L'homme du lac renvoie à un contexte moins contemporain, avec des retours en arrière dans les années 60 où de jeunes étudiants islandais étaient envoyés à Leibzig pour étudier, séjours financés par le parti communiste. Dans un lac, qui se vide peu à peu à cause d'une faille créée par un séisme, une femme retrouve le corps d'un homme attaché à un appareil d'écoute russe. Cet objet va mettre Erlendur sur la piste d'un crime ancien lié aux agissements de la Stasi.
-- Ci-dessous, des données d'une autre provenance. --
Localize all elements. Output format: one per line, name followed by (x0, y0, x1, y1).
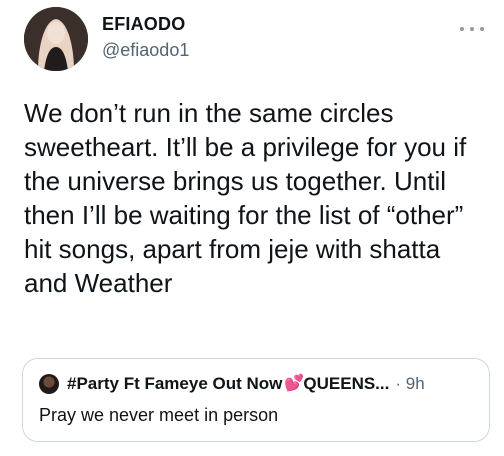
quoted-tweet-header: #Party Ft Fameye Out Now 💕 QUEENS... · 9… (39, 373, 425, 395)
more-dot (470, 27, 474, 31)
tweet-text-line: hit songs, apart from jeje with shatta (24, 234, 441, 264)
more-horizontal-icon[interactable] (460, 24, 484, 34)
tweet-text-line: We don’t run in the same circles (24, 98, 394, 128)
more-dot (480, 27, 484, 31)
quoted-tweet-card[interactable]: #Party Ft Fameye Out Now 💕 QUEENS... · 9… (22, 358, 490, 442)
tweet-text-line: sweetheart. It’ll be a privilege for you… (24, 132, 467, 162)
tweet-text-line: the universe brings us together. Until (24, 166, 447, 196)
quoted-author-avatar[interactable] (39, 374, 59, 394)
tweet-text-line: then I’ll be waiting for the list of “ot… (24, 200, 464, 230)
tweet-card: EFIAODO @efiaodo1 We don’t run in the sa… (0, 0, 504, 456)
tweet-text-line: and Weather (24, 268, 173, 298)
author-handle[interactable]: @efiaodo1 (102, 40, 189, 61)
heart-emoji-icon: 💕 (284, 375, 305, 392)
tweet-text: We don’t run in the same circles sweethe… (24, 96, 494, 300)
quoted-author-name[interactable]: #Party Ft Fameye Out Now (67, 374, 282, 394)
more-dot (460, 27, 464, 31)
author-name[interactable]: EFIAODO (102, 14, 185, 35)
quoted-tweet-time[interactable]: · 9h (395, 374, 424, 394)
quoted-tweet-text: Pray we never meet in person (39, 405, 279, 425)
author-avatar[interactable] (24, 7, 88, 71)
quoted-author-name-suffix[interactable]: QUEENS... (303, 374, 389, 394)
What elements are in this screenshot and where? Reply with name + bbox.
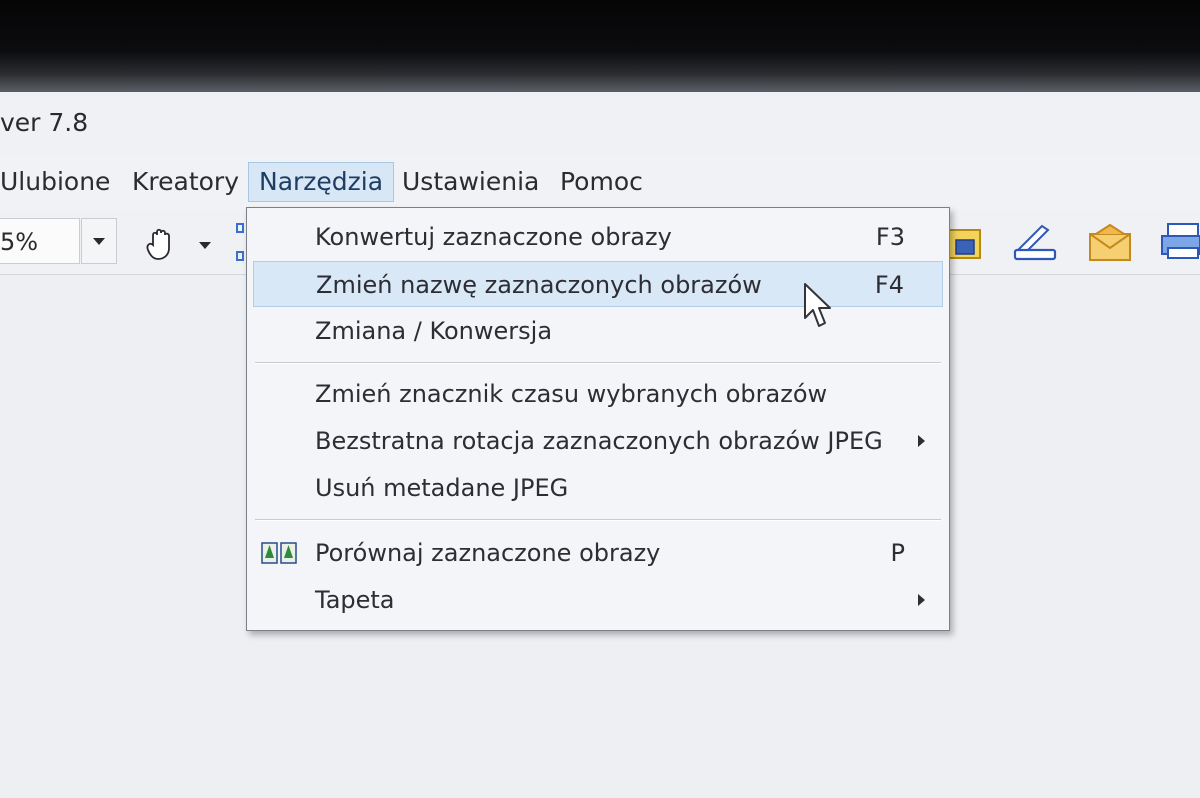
app-window: ver 7.8 Ulubione Kreatory Narzędzia Usta…	[0, 92, 1200, 798]
menu-separator	[255, 362, 941, 364]
menu-ulubione[interactable]: Ulubione	[0, 162, 120, 202]
slideshow-icon[interactable]	[944, 222, 984, 266]
menu-item-label: Konwertuj zaznaczone obrazy	[315, 223, 672, 251]
menu-separator	[255, 519, 941, 521]
title-bar: ver 7.8	[0, 92, 1200, 154]
menu-item-label: Usuń metadane JPEG	[315, 474, 569, 502]
menu-item-tapeta[interactable]: Tapeta	[253, 577, 943, 623]
menu-item-zmiana-konwersja[interactable]: Zmiana / Konwersja	[253, 308, 943, 354]
toolbar-icon-partial[interactable]	[236, 222, 246, 270]
menu-kreatory[interactable]: Kreatory	[122, 162, 249, 202]
menu-bar: Ulubione Kreatory Narzędzia Ustawienia P…	[0, 154, 1200, 210]
submenu-arrow-icon	[918, 435, 925, 447]
menu-item-label: Bezstratna rotacja zaznaczonych obrazów …	[315, 427, 883, 455]
printer-icon[interactable]	[1160, 222, 1200, 266]
hand-pan-icon[interactable]	[144, 228, 214, 264]
window-title: ver 7.8	[0, 108, 89, 137]
menu-item-label: Tapeta	[315, 586, 395, 614]
menu-item-shortcut: P	[890, 539, 905, 567]
chevron-down-icon	[93, 238, 105, 245]
menu-narzedzia[interactable]: Narzędzia	[248, 162, 395, 202]
narzedzia-dropdown-menu: Konwertuj zaznaczone obrazy F3 Zmień naz…	[246, 207, 950, 631]
menu-item-bezstratna-rotacja[interactable]: Bezstratna rotacja zaznaczonych obrazów …	[253, 418, 943, 464]
zoom-dropdown-button[interactable]	[81, 218, 117, 264]
menu-item-label: Zmień znacznik czasu wybranych obrazów	[315, 380, 828, 408]
compare-trees-icon	[261, 542, 297, 568]
submenu-arrow-icon	[918, 594, 925, 606]
menu-item-shortcut: F4	[874, 271, 904, 299]
menu-item-shortcut: F3	[875, 223, 905, 251]
menu-ustawienia[interactable]: Ustawienia	[392, 162, 549, 202]
menu-item-usun-metadane[interactable]: Usuń metadane JPEG	[253, 465, 943, 511]
menu-item-label: Zmiana / Konwersja	[315, 317, 553, 345]
menu-pomoc[interactable]: Pomoc	[550, 162, 653, 202]
mouse-cursor-icon	[803, 282, 835, 334]
menu-item-znacznik-czasu[interactable]: Zmień znacznik czasu wybranych obrazów	[253, 371, 943, 417]
menu-item-porownaj[interactable]: Porównaj zaznaczone obrazy P	[253, 530, 943, 576]
email-icon[interactable]	[1088, 222, 1134, 266]
zoom-input[interactable]: 5%	[0, 218, 80, 264]
scanner-icon[interactable]	[1012, 222, 1058, 266]
menu-item-label: Zmień nazwę zaznaczonych obrazów	[316, 271, 762, 299]
menu-item-konwertuj[interactable]: Konwertuj zaznaczone obrazy F3	[253, 214, 943, 260]
menu-item-zmien-nazwe[interactable]: Zmień nazwę zaznaczonych obrazów F4	[253, 261, 943, 307]
monitor-bezel	[0, 0, 1200, 92]
menu-item-label: Porównaj zaznaczone obrazy	[315, 539, 661, 567]
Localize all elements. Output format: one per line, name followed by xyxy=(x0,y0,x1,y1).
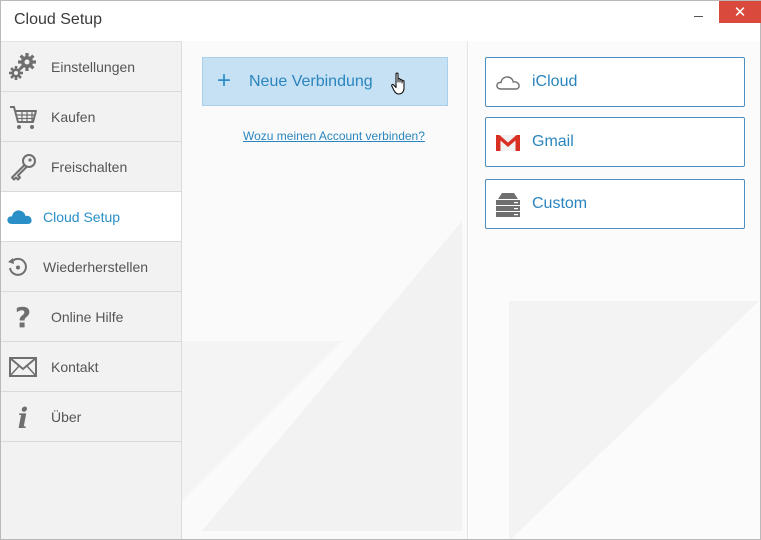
app-window: Cloud Setup ✕ Einstellungen Kaufen Freis… xyxy=(0,0,761,540)
cloud-icon xyxy=(5,203,35,231)
question-icon: ? xyxy=(8,302,38,332)
svg-text:?: ? xyxy=(15,302,31,332)
background-facet xyxy=(509,301,759,539)
sidebar-item-kontakt[interactable]: Kontakt xyxy=(1,342,181,392)
gmail-icon xyxy=(495,130,521,156)
window-title: Cloud Setup xyxy=(14,11,103,28)
cart-icon xyxy=(8,103,38,131)
provider-label: Custom xyxy=(532,195,588,212)
new-connection-label: Neue Verbindung xyxy=(249,72,373,90)
sidebar-item-einstellungen[interactable]: Einstellungen xyxy=(1,42,181,92)
sidebar-item-label: Online Hilfe xyxy=(51,308,124,325)
new-connection-button[interactable]: + Neue Verbindung xyxy=(202,57,448,106)
restore-icon xyxy=(3,253,33,281)
plus-icon: + xyxy=(217,67,232,94)
sidebar-item-label: Über xyxy=(51,408,82,425)
sidebar-item-ueber[interactable]: i Über xyxy=(1,392,181,442)
minimize-icon xyxy=(693,15,703,17)
sidebar-item-label: Wiederherstellen xyxy=(43,258,149,275)
server-icon xyxy=(495,192,521,218)
sidebar-item-cloud-setup[interactable]: Cloud Setup xyxy=(1,192,181,242)
providers-panel: iCloud Gmail Custom xyxy=(469,41,760,539)
sidebar-item-label: Freischalten xyxy=(51,158,128,175)
sidebar-item-label: Einstellungen xyxy=(51,58,136,75)
envelope-icon xyxy=(8,353,38,381)
info-icon: i xyxy=(8,402,38,432)
sidebar-item-label: Kontakt xyxy=(51,358,99,375)
sidebar-item-online-hilfe[interactable]: ? Online Hilfe xyxy=(1,292,181,342)
cloud-outline-icon xyxy=(495,70,521,96)
background-facet xyxy=(182,341,342,539)
gears-icon xyxy=(8,53,38,81)
sidebar-item-label: Kaufen xyxy=(51,108,96,125)
connections-panel: + Neue Verbindung Wozu meinen Account ve… xyxy=(182,41,468,539)
sidebar-item-wiederherstellen[interactable]: Wiederherstellen xyxy=(1,242,181,292)
key-icon xyxy=(8,153,38,181)
provider-icloud-button[interactable]: iCloud xyxy=(485,57,745,107)
svg-text:i: i xyxy=(18,402,29,432)
provider-label: Gmail xyxy=(532,133,574,150)
provider-custom-button[interactable]: Custom xyxy=(485,179,745,229)
sidebar-item-label: Cloud Setup xyxy=(43,208,121,225)
sidebar-item-kaufen[interactable]: Kaufen xyxy=(1,92,181,142)
sidebar: Einstellungen Kaufen Freischalten Cloud … xyxy=(1,41,182,539)
provider-gmail-button[interactable]: Gmail xyxy=(485,117,745,167)
title-bar: Cloud Setup ✕ xyxy=(1,1,761,41)
why-connect-link[interactable]: Wozu meinen Account verbinden? xyxy=(243,129,425,143)
close-icon: ✕ xyxy=(733,2,747,21)
sidebar-item-freischalten[interactable]: Freischalten xyxy=(1,142,181,192)
close-button[interactable]: ✕ xyxy=(719,1,761,23)
hand-cursor-icon xyxy=(391,72,409,101)
provider-label: iCloud xyxy=(532,73,578,90)
minimize-button[interactable] xyxy=(685,1,711,27)
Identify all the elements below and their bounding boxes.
Ces deux romans ainsi que le premier roman d'Indridason La cité des Jarres, permettent à l'auteur de décortiquer la société islandaise contemporaine, se teintant parfois d'un arrière fond historique. Certes l'équipe d'enquêteurs autour d'Erlendur peut être qualifiée d'insipide, on a bien des difficultés à s'intéresser à la saga familiale de notre inspecteur à la limite du caricatural entre son ex-femme malveillante et sa fille toxicomane, sa solitude et ses plats surgelés. Sans consistance. L'écriture est d'ailleurs assez banale, et pourtant, l'auteur arrive à nous captiver, malgré un rythme très lent, à nous faire entrer dans ses enquêtes grâce à la peinture des moeurs de sa société : la lenteur du récit, le manque de spectaculaire ou de rebondissements invraisemblables contribuent à renforcer l'atmosphère glaciale et délétère de ce petit état insulaire que l'auteur n'hésite pas à stigmatiser...

Hiver artique, Indridason, point, 405 p.
L'homme du lac, Indridason, Point, 406 p.